Luttrell’s Tower, Southampton
Finally, a couple of towers. Amateur psychologists amongst us will have their own theories as to why men like to build pointless towers. Some may speculate that it has its origins in the same place as the popularity of red sports cars for men of a certain age. We wouldn’t like to say. Nevertheless, towers were as popular amongst Victorian folly builders as sky scrapers are amongst today’s bankers. Two of the finest examples are Clavel Tower overlooking the English southern coast in Dorset and Luttrell's Tower, a little further down the coast overlooking the Solent. 
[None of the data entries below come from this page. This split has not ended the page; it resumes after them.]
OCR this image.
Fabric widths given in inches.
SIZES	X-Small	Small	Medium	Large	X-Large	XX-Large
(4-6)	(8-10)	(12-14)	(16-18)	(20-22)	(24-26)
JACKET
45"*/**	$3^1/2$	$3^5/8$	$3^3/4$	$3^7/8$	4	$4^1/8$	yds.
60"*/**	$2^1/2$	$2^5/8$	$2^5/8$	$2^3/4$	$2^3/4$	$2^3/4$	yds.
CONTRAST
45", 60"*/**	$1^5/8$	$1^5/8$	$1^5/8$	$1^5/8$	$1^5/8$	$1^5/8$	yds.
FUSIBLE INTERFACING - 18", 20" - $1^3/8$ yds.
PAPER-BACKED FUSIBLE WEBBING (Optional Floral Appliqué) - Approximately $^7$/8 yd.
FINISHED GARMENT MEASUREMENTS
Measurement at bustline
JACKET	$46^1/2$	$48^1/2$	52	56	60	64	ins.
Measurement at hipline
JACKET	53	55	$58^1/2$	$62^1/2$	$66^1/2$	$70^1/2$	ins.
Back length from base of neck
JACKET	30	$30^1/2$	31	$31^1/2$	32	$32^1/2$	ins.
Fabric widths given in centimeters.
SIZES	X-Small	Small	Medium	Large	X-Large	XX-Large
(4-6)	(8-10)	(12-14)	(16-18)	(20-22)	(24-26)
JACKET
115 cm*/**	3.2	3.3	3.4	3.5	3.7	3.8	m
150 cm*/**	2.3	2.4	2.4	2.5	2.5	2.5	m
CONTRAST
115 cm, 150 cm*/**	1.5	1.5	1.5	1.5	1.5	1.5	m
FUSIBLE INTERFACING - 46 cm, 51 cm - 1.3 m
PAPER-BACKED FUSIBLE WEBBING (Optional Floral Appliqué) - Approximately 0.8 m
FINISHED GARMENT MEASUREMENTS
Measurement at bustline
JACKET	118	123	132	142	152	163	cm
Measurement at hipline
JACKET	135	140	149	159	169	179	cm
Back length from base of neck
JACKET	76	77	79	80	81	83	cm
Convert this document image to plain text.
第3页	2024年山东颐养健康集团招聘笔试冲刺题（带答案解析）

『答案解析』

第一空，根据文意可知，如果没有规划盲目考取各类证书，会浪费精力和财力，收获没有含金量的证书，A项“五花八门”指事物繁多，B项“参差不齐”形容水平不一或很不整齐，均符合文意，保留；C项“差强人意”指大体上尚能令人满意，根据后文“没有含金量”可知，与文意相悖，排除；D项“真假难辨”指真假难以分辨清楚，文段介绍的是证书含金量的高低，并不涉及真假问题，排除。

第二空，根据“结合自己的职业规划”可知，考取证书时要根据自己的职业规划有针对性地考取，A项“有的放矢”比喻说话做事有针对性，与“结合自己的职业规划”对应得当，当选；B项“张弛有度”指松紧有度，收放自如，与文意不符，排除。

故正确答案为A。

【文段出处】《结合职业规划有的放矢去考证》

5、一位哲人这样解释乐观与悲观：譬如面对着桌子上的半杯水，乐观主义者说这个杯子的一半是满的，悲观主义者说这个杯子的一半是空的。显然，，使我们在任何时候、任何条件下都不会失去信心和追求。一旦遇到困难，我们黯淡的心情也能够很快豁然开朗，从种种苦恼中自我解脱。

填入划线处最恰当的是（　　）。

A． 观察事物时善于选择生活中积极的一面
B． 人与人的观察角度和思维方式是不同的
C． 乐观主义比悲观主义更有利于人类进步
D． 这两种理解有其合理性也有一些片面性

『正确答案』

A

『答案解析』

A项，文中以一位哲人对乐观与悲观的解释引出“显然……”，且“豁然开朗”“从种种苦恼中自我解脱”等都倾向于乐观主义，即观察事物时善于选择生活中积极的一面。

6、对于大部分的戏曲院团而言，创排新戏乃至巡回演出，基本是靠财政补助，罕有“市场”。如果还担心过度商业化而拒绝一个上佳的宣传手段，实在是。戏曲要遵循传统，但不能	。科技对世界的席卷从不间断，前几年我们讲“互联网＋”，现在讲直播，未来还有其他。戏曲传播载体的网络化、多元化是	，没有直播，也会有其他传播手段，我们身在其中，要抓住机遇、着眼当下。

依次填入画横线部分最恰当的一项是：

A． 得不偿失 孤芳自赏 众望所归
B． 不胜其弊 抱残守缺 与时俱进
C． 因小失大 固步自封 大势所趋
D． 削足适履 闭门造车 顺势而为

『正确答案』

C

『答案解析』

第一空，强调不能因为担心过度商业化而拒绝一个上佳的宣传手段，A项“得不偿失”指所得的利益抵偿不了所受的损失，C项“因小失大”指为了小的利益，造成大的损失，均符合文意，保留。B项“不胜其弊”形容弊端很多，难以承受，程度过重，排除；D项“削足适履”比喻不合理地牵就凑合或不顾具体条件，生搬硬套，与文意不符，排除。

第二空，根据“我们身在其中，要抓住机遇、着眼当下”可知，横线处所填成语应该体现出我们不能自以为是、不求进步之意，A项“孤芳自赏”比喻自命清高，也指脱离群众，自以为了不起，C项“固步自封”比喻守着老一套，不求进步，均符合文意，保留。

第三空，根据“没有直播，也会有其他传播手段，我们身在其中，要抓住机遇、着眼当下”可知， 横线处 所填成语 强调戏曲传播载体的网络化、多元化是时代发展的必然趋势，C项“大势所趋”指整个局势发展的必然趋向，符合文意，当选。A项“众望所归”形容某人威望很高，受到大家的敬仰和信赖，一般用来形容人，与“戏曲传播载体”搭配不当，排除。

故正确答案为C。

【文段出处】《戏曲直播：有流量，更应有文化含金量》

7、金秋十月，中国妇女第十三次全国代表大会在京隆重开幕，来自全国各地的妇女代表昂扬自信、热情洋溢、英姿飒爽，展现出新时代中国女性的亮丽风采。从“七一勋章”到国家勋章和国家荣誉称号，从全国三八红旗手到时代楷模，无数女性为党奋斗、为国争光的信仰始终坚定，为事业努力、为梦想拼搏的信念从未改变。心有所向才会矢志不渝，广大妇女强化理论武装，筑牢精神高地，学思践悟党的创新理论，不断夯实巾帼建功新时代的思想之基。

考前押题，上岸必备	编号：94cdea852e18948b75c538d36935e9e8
Strictly speaking, Luttrell’s Tower is a Georgian Folly, but let’s allow ourselves a little leeway here. It is, after all, absolutely splendid. Built in around 1780 it is the only surviving building by Thomas Sandby. Its status as a folly is slightly questionable as it was built with bedrooms and a kitchen. But then again, it was never intended as a place to live in with any sort of permanence.  In fact, there is some suggestion that its purpose, if any, was smuggling. It is true that the tower does boast a tunnel to the beach, but wouldn’t something a little more discreet have served the purpose better?

Luttrell’s Tower has had many notable admirers and tenants. A 14 year old future Queen Victoria wrote about it in her journals and Guglielmo Marconi, rented the Tower from 1911 to 1916 and used the top room for much of the work which made him famous amongst the pioneers of radio.

Clavell Tower, Dorset
Clavell Tower, in Dorset, is a very different proposition. It was built by Reverend John Richards Clavell in 1830, possibly as an observation tower, but more probably for the pure joy of constructing something remarkable. Built from local materials, it has been a much loved landmark ever since. Thomas Hardy included his drawing of it as a front piece of one of his books of poetry. 

Being perched so close to the edge of a cliff does have its drawback. In fact, the cliffs are receding by an average of 13 meters every century and by the 1980’s there was a real danger of the tower toppling over the edge.  After much fundraising and thanks to the support of their generous supporters, The Landmark Trust undertook the painstaking work of moving the tower slightly inland. They report that they have done so in such a way as to make further relocation relatively simple, a process they don’t believe to be necessary for another couple of centuries.

Our sincere thanks to The Landmark Trust for the images and much of the information used in this post. They renovate and care for buildings in the UK and beyond, that would otherwise be lost, bringing them back into use as unique and memorable holiday homes.